Isi dari puisi ini dapat diklasifikasikan ke dalam tiga konteks yang saling terkait. Konteks pertama pada bagian awal puisi menekankan pembungkaman hak beraspirasi dan berekspresi rakyat dalam berdemokrasi.Â
Melalui kata-kata yang tertulis ingin menyampaikan kepada pembaca bahwa pemerintah ketakutan apabila rakyat sungguh merdeka untuk beraspirasi dalam demokrasi.
 Para wakil rakyat telah menerima kenyamanan dan kesejahteraan sehingga situasi seperti ini ingin selalu dipertahankan.

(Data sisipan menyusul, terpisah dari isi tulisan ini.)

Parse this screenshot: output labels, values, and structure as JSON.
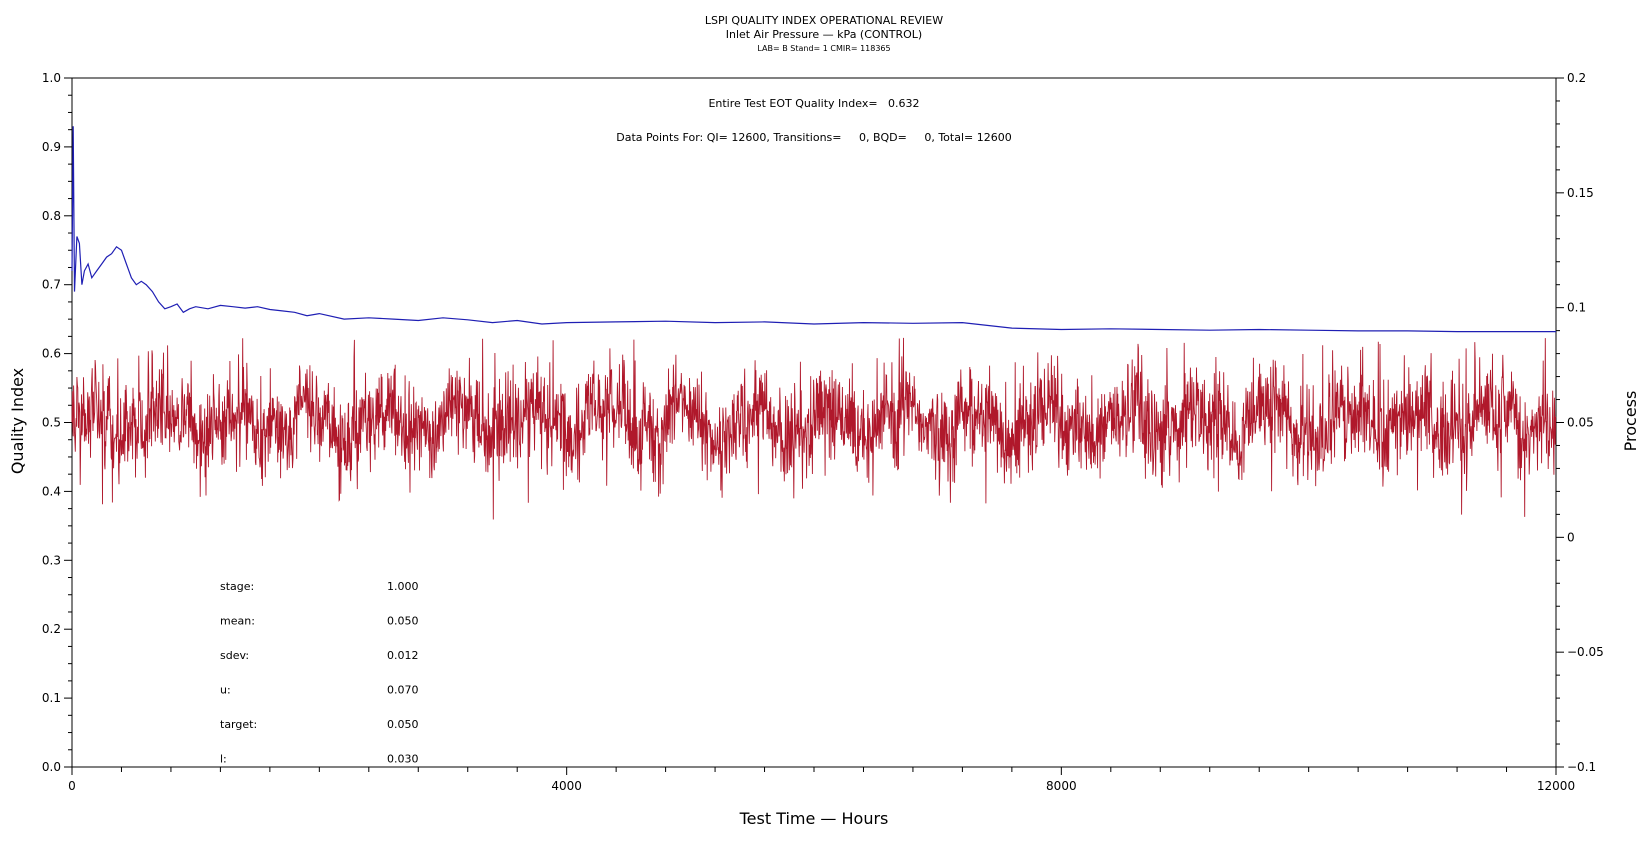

Puisi ini menyatakan kondisi bangsa yang merdeka tetapi kondisi masyarakatnya masih terjajah serta terkekang dengan langgeng-nya pemerintahan yang otoriter.
Jejak histori membuktikan kecenderungan pada masa Orde Baru bahwa masyarakat yang berani beraspirasi dituduh sebagai pemberontak yang mengganggu kesejahteraan rakyat. Para pemberontak layak untuk dibasmi dengan berbagai cara yang sangat melanggar HAM. Pemerintah menjadi antikritik dan selalu mencari kesalahan dari rakyat.Â
Masyarakat banyak yang menjadi korban tanpa proses peradilan yang jelas. Pemerintah selalu beranggapan bahwa apapun masalah dan persoalannya, rakyatlah penyebab utamanya.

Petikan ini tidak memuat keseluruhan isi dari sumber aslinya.